I skimmed it when I saw he was going down some Wind Of Change gorky park bullshit to lend credence to his point. guardian keeps crashing my netbook, will you post the paragraph pls
Karl Marx was a gentle man, but his ideas would lead to human suffering almost unequalled in the history of the world. On the best current figures,
about 6 million Russians were murdered in the era of Joseph Stalin – and that’s before you factor in the sufferings of eastern Europe from 1945 onwards, or the other revolutions from China to Cuba.
Today, the terrifying reality of Marxism in power has been consigned mercifully to the history books, but it has strange echoes. Clearly,
Jeremy Corbyn is no Stalin, or Lenin, or Mao Zedong, just a long-serving British MP, but Marxist ideas live again in some spectral form in Corbyn’s runaway campaign and the enthusiasm of his supporters for a truly socialist Labour party. In one of the unspun answers that makes him appear authentic to supporters,
Corbyn called Marx “a fascinating figure who observed a great deal and from whom we can learn a great deal”.
And:
I don’t think that after the fall of communism you can reject the capitalist economy root and branch or want to subject it to strong state control as Corbyn does. Markets are human, they have a powerfully creative side as well as a harsh unjust side, and to believe otherwise is to indulge in the same folly that killed the hapless peasants who Stalin labelled capitalist “kulaks” and saw fit to starve and shoot. The anti-market obsession that has overtaken the thinking left since Lehman Brothers is a treason by intellectuals whose hypocrisy is glaring. It’s like the old Monty Python gag. What has capitalism ever done for us – apart from the clothes, the food, the computers, the films, the pop music, and all the other stuff people swarmed the Berlin Wall 26 years ago to get their share of?

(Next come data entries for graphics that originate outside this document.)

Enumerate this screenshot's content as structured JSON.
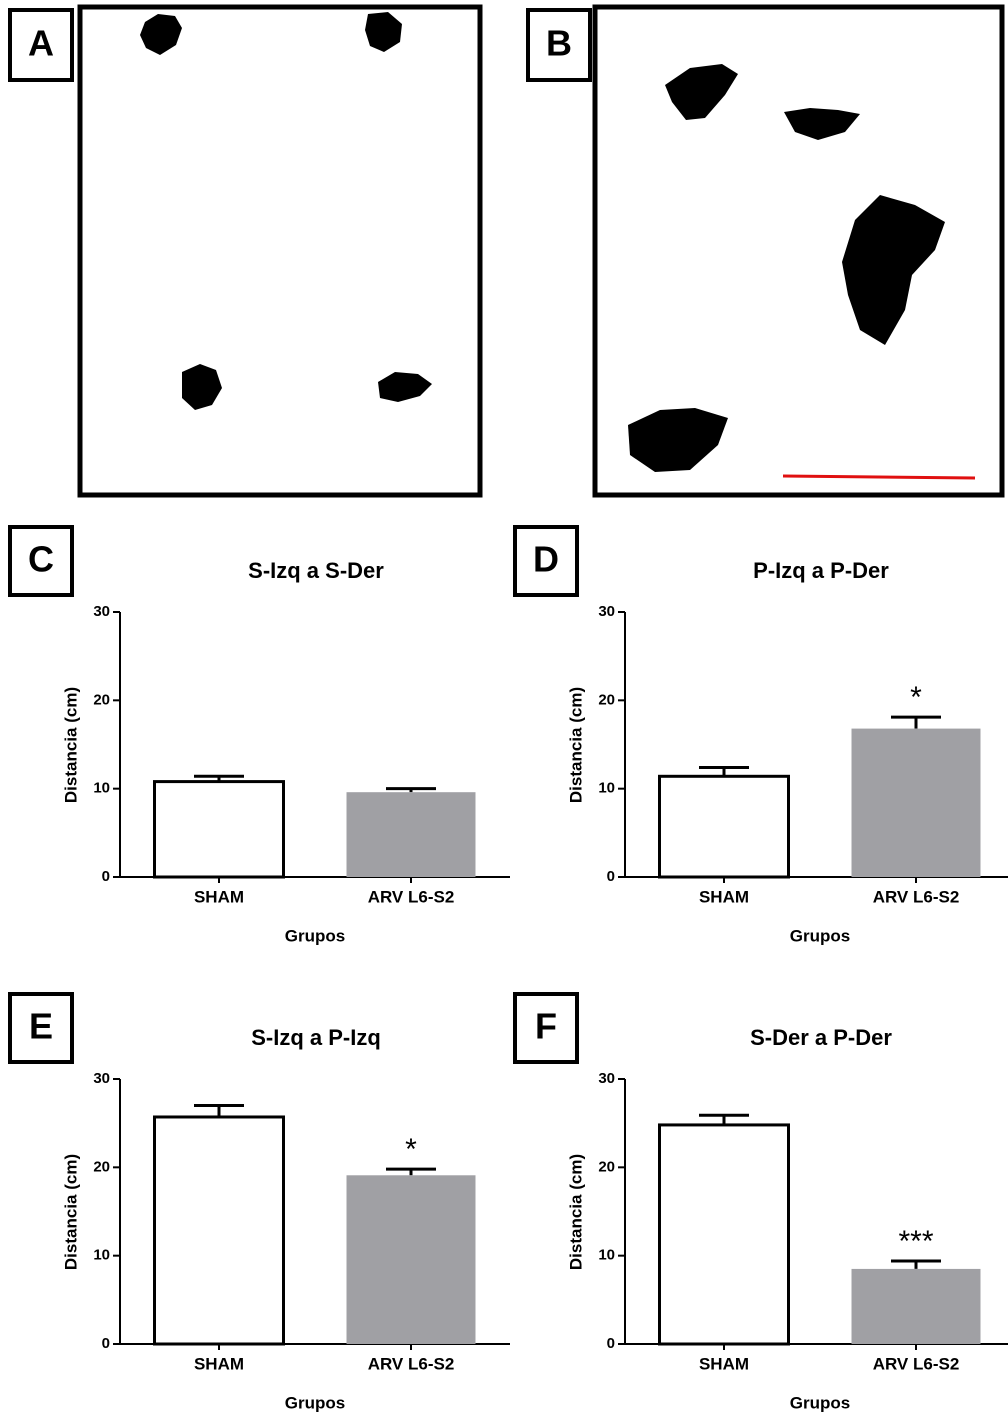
{
  "image_panels": [
    {
      "label": "A"
    },
    {
      "label": "B"
    }
  ],
  "chart_data": [
    {
      "panel_label": "C",
      "type": "bar",
      "title": "S-Izq a S-Der",
      "ylabel": "Distancia (cm)",
      "xlabel": "Grupos",
      "categories": [
        "SHAM",
        "ARV L6-S2"
      ],
      "values": [
        10.8,
        9.6
      ],
      "errors": [
        0.6,
        0.4
      ],
      "significance": [
        null,
        null
      ],
      "colors": [
        "#ffffff",
        "#a0a0a4"
      ],
      "ylim": [
        0,
        30
      ],
      "yticks": [
        0,
        10,
        20,
        30
      ]
    },
    {
      "panel_label": "D",
      "type": "bar",
      "title": "P-Izq a P-Der",
      "ylabel": "Distancia (cm)",
      "xlabel": "Grupos",
      "categories": [
        "SHAM",
        "ARV L6-S2"
      ],
      "values": [
        11.4,
        16.8
      ],
      "errors": [
        1.0,
        1.3
      ],
      "significance": [
        null,
        "*"
      ],
      "colors": [
        "#ffffff",
        "#a0a0a4"
      ],
      "ylim": [
        0,
        30
      ],
      "yticks": [
        0,
        10,
        20,
        30
      ]
    },
    {
      "panel_label": "E",
      "type": "bar",
      "title": "S-Izq a P-Izq",
      "ylabel": "Distancia (cm)",
      "xlabel": "Grupos",
      "categories": [
        "SHAM",
        "ARV L6-S2"
      ],
      "values": [
        25.7,
        19.1
      ],
      "errors": [
        1.3,
        0.7
      ],
      "significance": [
        null,
        "*"
      ],
      "colors": [
        "#ffffff",
        "#a0a0a4"
      ],
      "ylim": [
        0,
        30
      ],
      "yticks": [
        0,
        10,
        20,
        30
      ]
    },
    {
      "panel_label": "F",
      "type": "bar",
      "title": "S-Der a P-Der",
      "ylabel": "Distancia (cm)",
      "xlabel": "Grupos",
      "categories": [
        "SHAM",
        "ARV L6-S2"
      ],
      "values": [
        24.8,
        8.5
      ],
      "errors": [
        1.1,
        0.9
      ],
      "significance": [
        null,
        "***"
      ],
      "colors": [
        "#ffffff",
        "#a0a0a4"
      ],
      "ylim": [
        0,
        30
      ],
      "yticks": [
        0,
        10,
        20,
        30
      ]
    }
  ]
}
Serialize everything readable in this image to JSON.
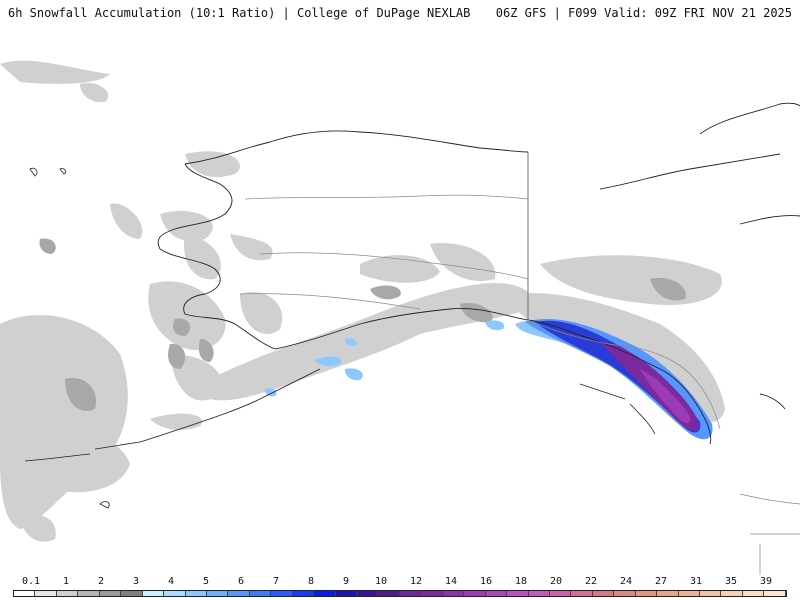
{
  "header": {
    "left": "6h Snowfall Accumulation (10:1 Ratio) | College of DuPage NEXLAB",
    "right": "06Z GFS | F099 Valid: 09Z FRI NOV 21 2025"
  },
  "legend": {
    "labels": [
      "0.1",
      "1",
      "2",
      "3",
      "4",
      "5",
      "6",
      "7",
      "8",
      "9",
      "10",
      "12",
      "14",
      "16",
      "18",
      "20",
      "22",
      "24",
      "27",
      "31",
      "35",
      "39"
    ],
    "colors": [
      "#ffffff",
      "#e6e6e6",
      "#cfcfcf",
      "#b4b4b4",
      "#9a9a9a",
      "#7f7f7f",
      "#c8f0ff",
      "#a8dcff",
      "#8cc8ff",
      "#6fb0ff",
      "#5896ff",
      "#3c7cff",
      "#2a5cff",
      "#1a3cf5",
      "#0a1ee6",
      "#1b14b4",
      "#3a1496",
      "#521a8c",
      "#6a2896",
      "#7c28a0",
      "#8c32aa",
      "#9b3cb4",
      "#aa46b9",
      "#b950c3",
      "#c35ab9",
      "#cd64aa",
      "#d26e96",
      "#d77887",
      "#dc8782",
      "#e1967d",
      "#e6a587",
      "#ebb496",
      "#f0c3a5",
      "#f5d2b4",
      "#f8dcc3",
      "#fae6d2"
    ]
  }
}
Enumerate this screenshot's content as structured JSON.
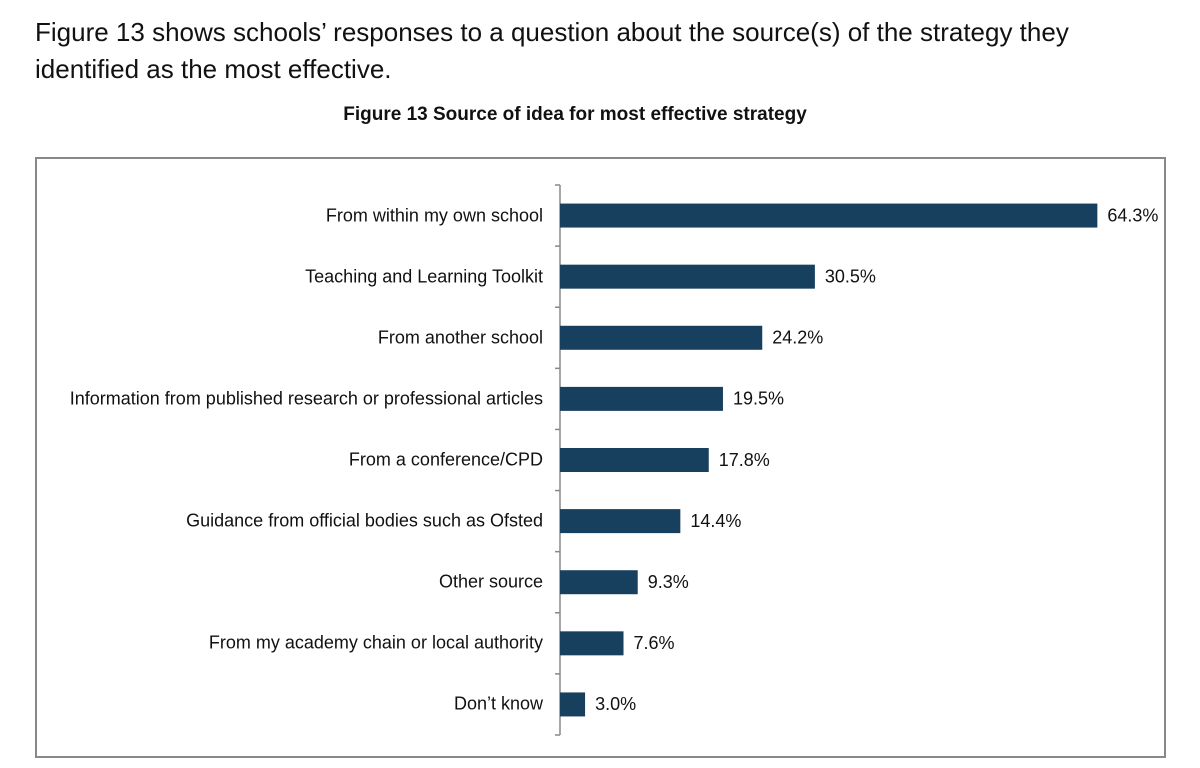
{
  "intro": "Figure 13 shows schools’ responses to a question about the source(s) of the strategy they identified as the most effective.",
  "chart_data": {
    "type": "bar",
    "orientation": "horizontal",
    "title": "Figure 13 Source of idea for most effective strategy",
    "categories": [
      "From within my own school",
      "Teaching and Learning Toolkit",
      "From another school",
      "Information from published research or professional articles",
      "From a conference/CPD",
      "Guidance from official bodies such as Ofsted",
      "Other source",
      "From my academy chain or local authority",
      "Don’t know"
    ],
    "values": [
      64.3,
      30.5,
      24.2,
      19.5,
      17.8,
      14.4,
      9.3,
      7.6,
      3.0
    ],
    "value_labels": [
      "64.3%",
      "30.5%",
      "24.2%",
      "19.5%",
      "17.8%",
      "14.4%",
      "9.3%",
      "7.6%",
      "3.0%"
    ],
    "color": "#17405f",
    "xlim": [
      0,
      70
    ]
  }
}
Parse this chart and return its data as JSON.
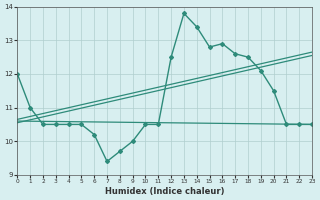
{
  "xlabel": "Humidex (Indice chaleur)",
  "xlim": [
    0,
    23
  ],
  "ylim": [
    9,
    14
  ],
  "yticks": [
    9,
    10,
    11,
    12,
    13,
    14
  ],
  "xticks": [
    0,
    1,
    2,
    3,
    4,
    5,
    6,
    7,
    8,
    9,
    10,
    11,
    12,
    13,
    14,
    15,
    16,
    17,
    18,
    19,
    20,
    21,
    22,
    23
  ],
  "line1_x": [
    0,
    1,
    2,
    3,
    4,
    5,
    6,
    7,
    8,
    9,
    10,
    11,
    12,
    13,
    14,
    15,
    16,
    17,
    18,
    19,
    20,
    21,
    22,
    23
  ],
  "line1_y": [
    12.0,
    11.0,
    10.5,
    10.5,
    10.5,
    10.5,
    10.2,
    9.4,
    9.7,
    10.0,
    10.5,
    10.5,
    12.5,
    13.8,
    13.4,
    12.8,
    12.9,
    12.6,
    12.5,
    12.1,
    11.5,
    10.5,
    10.5,
    10.5
  ],
  "line2_x": [
    0,
    23
  ],
  "line2_y": [
    10.6,
    10.5
  ],
  "trend_x": [
    0,
    23
  ],
  "trend_y": [
    10.55,
    12.55
  ],
  "trend2_x": [
    0,
    23
  ],
  "trend2_y": [
    10.65,
    12.65
  ],
  "line_color": "#2e8b7a",
  "bg_color": "#d8eff0",
  "grid_color": "#b0cece"
}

He even invokes the city named after Uncle Joe (and mis-spells 'Volgograd'):
In Russia I came across Marxism Today in a news kiosk in Vologograd – that is, Stalingrad. Of course! It had been
funded by Moscow all along, like the entire Communist Party of Great Britain. So that too was compromised. And beside the vast silver emptiness of the Volga, the kulaks were nowhere to be found.